Visigoths and Vandals had much in common. Both peoples pursued a line of least resistance, while proving to themselves that the long, long history of Roman strategy amounted to little more than frontier defense combined with ignorance and lack of interest in what lay beyond. What the Romans had perfected was really just elaborate preparation to fail in handling invasions. The very Roman society that was terrified of outsiders had earlier nurtured them and paradoxically given them their identity. Bands of refugees were by nature poorly organized, so they made up no functioning polity. Once inside Roman boundaries, once they sniffed their own power, and once they were demonized by those they passed among, they became what the empire feared they were: better organized, more internally self-conscious, with an ideology about themselves that didn't have to be true to be convincing.

Theoderic in the fifth century and the Lombards

A minimalist reading of history could argue that the Visigoths were the first and the Vandals the last peoples normally resident outside the boundaries of the Roman empire to make their way across the northern frontier and settle permanently inside. The other moments marked as "invasions" of the Roman empire—notably those of Theoderic in the fifth century and the Lombards in the sixth century in Italy—are better understood as resettlements from one Roman region to another. There are some small exceptions to this minimalist generalization, and there are many complicated scholarly debates, but the point to take away is that the total number of invasions and invaders, at the most generous count, is still triflingly small compared with the wealth and military force that Rome had at its disposal balkan tours 2023.

As these groups passed across the Roman landscape for two or three decades on their way to final settlements, moreover, they were still in flux. Some fell away by attrition, as individuals and small groups found places to settle while permitting the larger community to move on. Accretion brought others to join the migration and soldiers acquired wives and fathered children along the way. If you traveled with the group, you absorbed the name and the identity that went along with it, and perhaps you took it seriously.

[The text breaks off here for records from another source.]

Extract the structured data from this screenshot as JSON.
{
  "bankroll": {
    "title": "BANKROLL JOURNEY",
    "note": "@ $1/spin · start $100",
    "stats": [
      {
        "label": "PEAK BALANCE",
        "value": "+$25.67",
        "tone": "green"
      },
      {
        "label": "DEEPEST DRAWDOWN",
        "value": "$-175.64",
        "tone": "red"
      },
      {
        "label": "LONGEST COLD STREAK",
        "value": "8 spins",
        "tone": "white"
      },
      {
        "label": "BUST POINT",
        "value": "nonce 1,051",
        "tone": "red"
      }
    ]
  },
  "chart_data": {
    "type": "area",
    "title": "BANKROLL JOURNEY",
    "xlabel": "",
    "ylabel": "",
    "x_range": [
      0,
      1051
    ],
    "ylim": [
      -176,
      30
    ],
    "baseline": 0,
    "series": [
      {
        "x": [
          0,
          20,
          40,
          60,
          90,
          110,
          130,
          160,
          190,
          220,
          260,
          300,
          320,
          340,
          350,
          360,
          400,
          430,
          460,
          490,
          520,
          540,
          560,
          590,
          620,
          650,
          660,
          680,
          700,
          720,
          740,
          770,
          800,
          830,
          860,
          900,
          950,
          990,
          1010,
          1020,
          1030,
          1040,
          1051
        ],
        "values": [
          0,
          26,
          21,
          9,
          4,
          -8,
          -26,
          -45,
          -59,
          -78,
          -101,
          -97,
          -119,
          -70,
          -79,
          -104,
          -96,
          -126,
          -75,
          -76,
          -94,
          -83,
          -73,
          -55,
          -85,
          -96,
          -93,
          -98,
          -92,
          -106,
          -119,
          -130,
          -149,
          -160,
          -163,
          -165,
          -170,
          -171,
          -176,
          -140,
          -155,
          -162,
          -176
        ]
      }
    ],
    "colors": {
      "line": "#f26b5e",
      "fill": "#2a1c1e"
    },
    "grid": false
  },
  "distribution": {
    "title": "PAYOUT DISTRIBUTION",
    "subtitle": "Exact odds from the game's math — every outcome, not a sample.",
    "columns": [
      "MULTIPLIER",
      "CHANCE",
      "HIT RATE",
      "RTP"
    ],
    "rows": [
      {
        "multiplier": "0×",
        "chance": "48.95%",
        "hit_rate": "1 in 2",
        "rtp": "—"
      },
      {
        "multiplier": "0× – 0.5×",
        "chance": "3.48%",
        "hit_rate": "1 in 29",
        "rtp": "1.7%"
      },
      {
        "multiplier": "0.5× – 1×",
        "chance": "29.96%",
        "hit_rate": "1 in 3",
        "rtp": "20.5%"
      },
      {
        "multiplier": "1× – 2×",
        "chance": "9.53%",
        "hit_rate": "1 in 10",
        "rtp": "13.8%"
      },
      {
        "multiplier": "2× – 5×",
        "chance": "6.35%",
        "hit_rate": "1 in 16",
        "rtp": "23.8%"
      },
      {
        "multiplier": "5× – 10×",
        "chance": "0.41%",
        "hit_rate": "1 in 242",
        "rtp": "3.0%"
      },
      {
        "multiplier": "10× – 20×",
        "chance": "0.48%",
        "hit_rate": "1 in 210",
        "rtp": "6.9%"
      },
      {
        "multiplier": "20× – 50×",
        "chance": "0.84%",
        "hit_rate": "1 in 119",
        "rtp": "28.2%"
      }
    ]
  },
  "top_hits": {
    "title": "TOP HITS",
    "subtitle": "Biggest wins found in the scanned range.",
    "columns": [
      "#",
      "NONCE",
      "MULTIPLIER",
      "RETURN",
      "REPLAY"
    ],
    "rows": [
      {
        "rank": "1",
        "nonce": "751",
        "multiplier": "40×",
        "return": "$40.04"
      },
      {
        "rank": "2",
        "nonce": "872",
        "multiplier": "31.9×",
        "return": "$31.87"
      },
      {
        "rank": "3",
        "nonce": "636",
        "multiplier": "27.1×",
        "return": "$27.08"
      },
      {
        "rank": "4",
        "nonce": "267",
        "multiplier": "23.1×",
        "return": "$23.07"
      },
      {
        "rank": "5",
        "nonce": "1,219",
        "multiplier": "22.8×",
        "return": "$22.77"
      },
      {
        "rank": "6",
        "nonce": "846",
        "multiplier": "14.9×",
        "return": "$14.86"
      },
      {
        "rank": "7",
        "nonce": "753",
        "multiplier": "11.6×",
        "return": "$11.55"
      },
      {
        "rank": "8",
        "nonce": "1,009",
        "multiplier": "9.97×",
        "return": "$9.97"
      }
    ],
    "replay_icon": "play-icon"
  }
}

In the late 410s, a Spanish churchman visiting Bethlehem picked up and eagerly reported a story about the king of the Visigoths.19 Alaric had died not long after his terror strike on Rome, and his successor, Athaulf (Ataulphus), had been heard to say that when he was a young man, he had imagined he could overthrow "Romania," replacing it with "Gothia," but that now he understood that his Goths were too undisciplined and needed Roman excellence to form an orderly society. The story is most likely a rumor of the kind we would now find in a tabloid, voicing a popular sentiment that anxious Romans needed to think an invader general might say. If it is true, though, we have to remember that this man was speaking almost forty years after the Visigoths came into the empire. That ambition to outdo "Romania" was an ambition, in other words, almost certainly formed inside the Roman empire by a man who was in many ways indistinguishable from many other Romans and Roman soldiers. Most important, it is a vote in favor of civilization. The barbarians who settled in the Roman empire by choice were always attracted to its virtues and prosperity and were in no way interested in destroying them.